During President Biden’s visit, we demonstrated our work on human-robot collaboration.

Our research is to build intelligent robots that interact with the world like humans so that they can better assist and collaborate with people. While there are various tasks that humans and robots can collaborate in a manufacturing environment, we set up a FANUC industrial robot to demonstrate human-robot handover. These kinds of tasks arise naturally when the human needs the robot’s assistance to fetch an object that is either out-of-reach, too heavy, or in some hazardous environment. Ruixuan Liu and Rui Chen participated in this demo.

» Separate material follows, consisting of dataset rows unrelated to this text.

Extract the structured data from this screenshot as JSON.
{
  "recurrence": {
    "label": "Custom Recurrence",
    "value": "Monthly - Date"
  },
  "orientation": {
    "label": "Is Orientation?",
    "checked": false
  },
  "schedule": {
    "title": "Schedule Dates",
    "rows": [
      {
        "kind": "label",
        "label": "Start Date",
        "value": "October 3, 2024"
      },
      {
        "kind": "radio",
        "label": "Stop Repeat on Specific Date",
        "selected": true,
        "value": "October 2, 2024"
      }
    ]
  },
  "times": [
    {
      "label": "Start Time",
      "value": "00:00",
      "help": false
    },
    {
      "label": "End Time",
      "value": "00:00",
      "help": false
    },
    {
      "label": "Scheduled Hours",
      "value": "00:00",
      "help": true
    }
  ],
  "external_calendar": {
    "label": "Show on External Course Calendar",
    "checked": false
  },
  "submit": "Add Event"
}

There are two major challenges in this handover task: 1. safety, which is how to make sure the powerful robot does not hurt humans; 2. efficiency, that is how to correctly interpret the human’s intention to better assist the human. We developed intelligent perception, AI, and control software for the robot to achieve both safety and efficiency. The software contains a digital twin which tracks and supervises the real-time human and robot behaviors via a camera. The real-time distance and momentum between the human body and the robot arm are monitored. When the human gets close, a safety controller will be activated to move the robot away from the human. In this way, safety is guaranteed even when the robot is in idle mode. In terms of efficiency, when the robot sees the human’s palm up, it quickly infers that the human needs the screwdriver. Then the robot locates the screwdriver, picks it up, and hands it to the human. After the human finishes the task, he hands the screwdriver back to the robot and the robot then places it to the correct location for efficient tool management. This handover loop can be repeated as many times as the human desires without external reset operations. A pre-recorded video of the demo is shown below.

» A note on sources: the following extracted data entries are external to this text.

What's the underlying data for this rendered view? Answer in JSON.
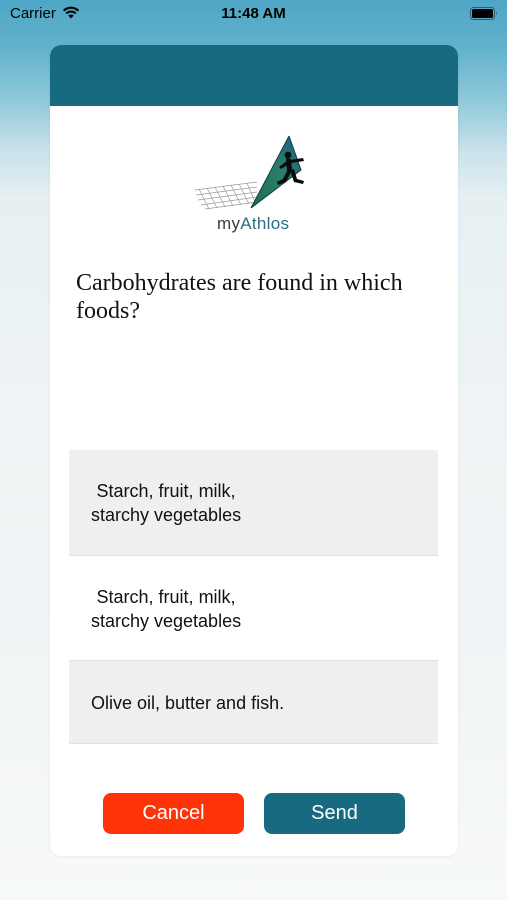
{
  "status_bar": {
    "carrier": "Carrier",
    "time": "11:48 AM"
  },
  "logo": {
    "text_my": "my",
    "text_athlos": "Athlos"
  },
  "question": "Carbohydrates are found in which foods?",
  "options": [
    {
      "label": "Starch, fruit, milk,\nstarchy vegetables"
    },
    {
      "label": "Starch, fruit, milk,\nstarchy vegetables"
    },
    {
      "label": "Olive oil, butter and fish."
    }
  ],
  "buttons": {
    "cancel": "Cancel",
    "send": "Send"
  },
  "colors": {
    "header": "#176a7f",
    "cancel": "#ff3308",
    "send": "#176a7f",
    "option_shaded": "#efefef"
  },
  "icons": [
    "wifi-icon",
    "battery-icon",
    "myathlos-logo"
  ]
}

President Biden was very interested in this idea and asked how to best integrate this kind of method in real manufacturing environments. We explained that this can be used to support multi-purpose assembly lines where the human workers can rely on the robot to manage all the tools. We are collaborating with Chengtao Wen – a Senior Research Scientist at Siemens in the hopes of making the transition from prototype to fully commercialized automatic tool management for flexible assembly lines a seamless one.

Trulli
Explaining the handover demo to President Biden


We would like to acknowledge the support from FANUC, Siemens, and Ford in this research. FANUC generously donated the robot arm to our lab. Siemens supported this research through a sponsored project “Task agnostic real-time perception and control with few-shot cross-platform adaptation”. And Ford supported this research through a University Research Program Award on “Safe uncaged industrial robots”.